The troubled career of Dean Gallagher will again hit a low point this morning when the Jockey Club is expected to receive confirmation from their French counterparts that the jumps jockey has tested positive for cocaine.

The troubled career of Dean Gallagher will again hit a low point this morning when the Jockey Club is expected to receive confirmation from their French counterparts that the jumps jockey has tested positive for cocaine.

Gallagher, 31, has received a six-months riding ban from France Galop following a random drugs test this spring and the suspension will be recognised worldwide.

The ban will derail a career which was implicated in the long-running doping and race-fixing allegations which have plagued the sport in recent years. Gallagher was one of four people arrested in January of 1998, in the aftermath of which he had his riding licence suspended by the Jockey Club.

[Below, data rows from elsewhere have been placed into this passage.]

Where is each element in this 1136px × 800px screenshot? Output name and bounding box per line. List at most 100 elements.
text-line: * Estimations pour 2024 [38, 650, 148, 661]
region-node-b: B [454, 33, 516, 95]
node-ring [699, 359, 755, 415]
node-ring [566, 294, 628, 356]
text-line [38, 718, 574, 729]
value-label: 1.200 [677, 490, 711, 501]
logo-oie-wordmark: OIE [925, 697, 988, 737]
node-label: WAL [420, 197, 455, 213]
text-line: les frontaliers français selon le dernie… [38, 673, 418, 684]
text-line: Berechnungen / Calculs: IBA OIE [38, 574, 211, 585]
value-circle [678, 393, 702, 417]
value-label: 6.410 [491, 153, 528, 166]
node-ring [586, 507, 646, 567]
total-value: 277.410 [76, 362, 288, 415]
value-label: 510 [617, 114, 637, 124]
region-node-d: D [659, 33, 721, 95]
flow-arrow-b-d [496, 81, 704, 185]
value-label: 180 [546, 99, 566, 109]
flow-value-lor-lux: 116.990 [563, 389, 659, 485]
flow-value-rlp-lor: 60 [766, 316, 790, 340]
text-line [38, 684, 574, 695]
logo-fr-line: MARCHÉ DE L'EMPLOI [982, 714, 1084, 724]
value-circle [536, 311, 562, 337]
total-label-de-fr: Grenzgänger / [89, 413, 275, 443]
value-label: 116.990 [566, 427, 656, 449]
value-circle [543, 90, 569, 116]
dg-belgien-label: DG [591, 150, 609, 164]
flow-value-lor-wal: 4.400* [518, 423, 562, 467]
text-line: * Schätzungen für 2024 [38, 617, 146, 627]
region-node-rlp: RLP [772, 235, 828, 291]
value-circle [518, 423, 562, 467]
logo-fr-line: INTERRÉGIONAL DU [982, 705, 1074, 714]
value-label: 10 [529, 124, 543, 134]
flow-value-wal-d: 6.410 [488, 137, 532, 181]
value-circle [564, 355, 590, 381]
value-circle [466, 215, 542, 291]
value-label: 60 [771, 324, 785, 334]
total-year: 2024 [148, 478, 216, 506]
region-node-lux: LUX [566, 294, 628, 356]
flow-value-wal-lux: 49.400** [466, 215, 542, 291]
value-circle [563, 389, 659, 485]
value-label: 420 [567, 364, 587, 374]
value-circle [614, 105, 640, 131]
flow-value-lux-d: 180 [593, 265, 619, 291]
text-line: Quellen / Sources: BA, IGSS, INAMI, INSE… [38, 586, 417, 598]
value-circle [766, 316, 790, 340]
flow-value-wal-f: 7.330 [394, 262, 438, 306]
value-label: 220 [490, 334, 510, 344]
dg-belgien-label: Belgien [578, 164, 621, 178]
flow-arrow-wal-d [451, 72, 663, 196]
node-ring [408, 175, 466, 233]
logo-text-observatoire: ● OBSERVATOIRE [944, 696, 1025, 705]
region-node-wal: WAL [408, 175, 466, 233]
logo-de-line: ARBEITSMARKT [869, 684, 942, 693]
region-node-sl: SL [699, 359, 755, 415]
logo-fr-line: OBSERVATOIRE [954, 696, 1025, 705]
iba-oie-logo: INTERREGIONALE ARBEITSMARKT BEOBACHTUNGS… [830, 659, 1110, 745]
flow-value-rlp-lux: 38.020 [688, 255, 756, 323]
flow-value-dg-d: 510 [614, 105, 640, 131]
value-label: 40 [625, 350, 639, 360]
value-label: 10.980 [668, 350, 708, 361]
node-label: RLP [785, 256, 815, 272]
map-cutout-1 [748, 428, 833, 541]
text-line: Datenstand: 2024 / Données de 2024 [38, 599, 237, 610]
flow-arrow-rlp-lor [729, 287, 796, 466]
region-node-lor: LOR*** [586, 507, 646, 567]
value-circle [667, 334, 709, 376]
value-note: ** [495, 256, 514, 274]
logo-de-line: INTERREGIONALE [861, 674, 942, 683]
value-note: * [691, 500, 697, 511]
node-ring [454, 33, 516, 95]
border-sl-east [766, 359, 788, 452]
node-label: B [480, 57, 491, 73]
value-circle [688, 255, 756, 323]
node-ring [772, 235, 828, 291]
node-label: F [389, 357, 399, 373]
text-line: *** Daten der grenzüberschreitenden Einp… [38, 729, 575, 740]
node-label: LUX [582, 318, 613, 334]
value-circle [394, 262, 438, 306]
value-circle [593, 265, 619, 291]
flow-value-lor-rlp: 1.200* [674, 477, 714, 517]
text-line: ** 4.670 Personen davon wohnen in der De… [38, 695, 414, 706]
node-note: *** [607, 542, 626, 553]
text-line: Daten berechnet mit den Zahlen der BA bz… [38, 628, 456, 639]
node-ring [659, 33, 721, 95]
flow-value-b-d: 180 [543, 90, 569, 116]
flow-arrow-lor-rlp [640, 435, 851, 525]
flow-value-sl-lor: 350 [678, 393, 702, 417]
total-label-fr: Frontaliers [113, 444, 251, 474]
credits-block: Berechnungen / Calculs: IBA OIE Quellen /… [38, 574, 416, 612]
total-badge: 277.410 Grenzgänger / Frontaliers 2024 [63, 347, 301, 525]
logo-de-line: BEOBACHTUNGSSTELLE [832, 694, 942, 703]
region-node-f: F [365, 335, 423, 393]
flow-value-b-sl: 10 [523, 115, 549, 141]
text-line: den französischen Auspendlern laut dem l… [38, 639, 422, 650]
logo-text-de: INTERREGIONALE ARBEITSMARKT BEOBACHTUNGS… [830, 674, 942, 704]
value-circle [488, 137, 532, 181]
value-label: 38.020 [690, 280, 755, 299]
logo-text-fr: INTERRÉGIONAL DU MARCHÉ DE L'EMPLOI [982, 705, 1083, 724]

His professional life was virtually in limbo for the next 14 months until he was cleared of any wrongdoing in March of last year.

Gallagher's private life became the focus five months later when he married, and the tribulations of his workplace became ever distant when he then made his best ever start to a National Hunt season. Among those who noticed was Paul Green, the high-profile owner best known for his association with the enigmatic chaser Carvill's Hill.

Green appointed Gallagher as contract jockey to his 15-strong string, which included the Champion Hurdle aspirant, Hors La Loi III, on whom he soon won the Kingwell Hurdle at Wincanton.

Another success with Teaatral in the Rendlesham Hurdle at Kempton added further lustre to Gallagher's star, and via Green's connections in France the jockey soon also found himself in demand on the Continent.

In March he signed a six-month contract to ride in France for the leading owners Ecurie Zingaro and champion jumps trainer Jean-Paul Gallorini. Hors La Loi III was runner-up in the Champion Hurdle and Gallagher ended the season with a personal best of 51 winners and a growing string of admirers abroad which included Daniel Wildenstein. But, all the time, a timebomb was ticking away.

The jockey has been aware for some time that he had failed a test submitted on a trip to Paris, but had to wait for the legal processes to run and deliver his punishment. Gallagher will not now be able to ride again until the New Year.

It was not a good weekend either for two other members of the jumps jockeys' weighing room. Tony McCoy, who has already compiled 38 victories this summer, will not be riding any more winners for three weeks at least following an accident at Southwell yesterday.

The champion jockey was competing in division two of the Phoenix Roofing And Flooring Contractors Maiden Chase on Baron Allfours when he fell but did not rise.

"He was concussed so they have taken him to the Queens Medical Centre at Nottingham as a precautionary measure," a spokeswoman for Southwell said. "He will be stood down for 21 days.''

Tony Dobbin, the Grand National-winning jockey, will be off for even longer following a further dislocation to his left shoulder at Market Rasen on Saturday, an injury he sustained while riding Adamatic in the Tote Summer Special Chase.

"I was coming past the stands and just beginning to tail off so I picked up the stick to give him one and the shoulder popped out," Dobbin said. "I was in a lot of pain and pulled up the horse straight away. Peter Niven had to help me off after the race.

"That's the third time it has happened but the first time without a fall, so it's essential I have the operation now to stop it happening again. There is never a good time to be out but it is quite quiet at the moment.

"I'm automatically off for a month with a dislocated shoulder, but it will be longer because of having the operation. I'll know more after I've spoken to Dr [Michael] Turner [the Jockey Club's chief medical officer].''

We should know more today about the composition for Saturday's King George VI & Queen Elizabeth Stakes field at Ascot following the five-day declaration stage. Rumours are beginning to flourish that Montjeu, the Prix de l'Arc de Triomphe winner, will not now be travelling over for the race.

Coral have withdrawn the odds-on favourite from their ante-post market and now make Daliapour their 7-2 favourite for the race, with Fruits Of Love on 4-1. Both horses have been supported by clever money. Nevertheless, John Hammond, Montjeu's trainer, says he is not put off by the thought of good to firm ground at Ascot and his four-year-old remains an intended runner.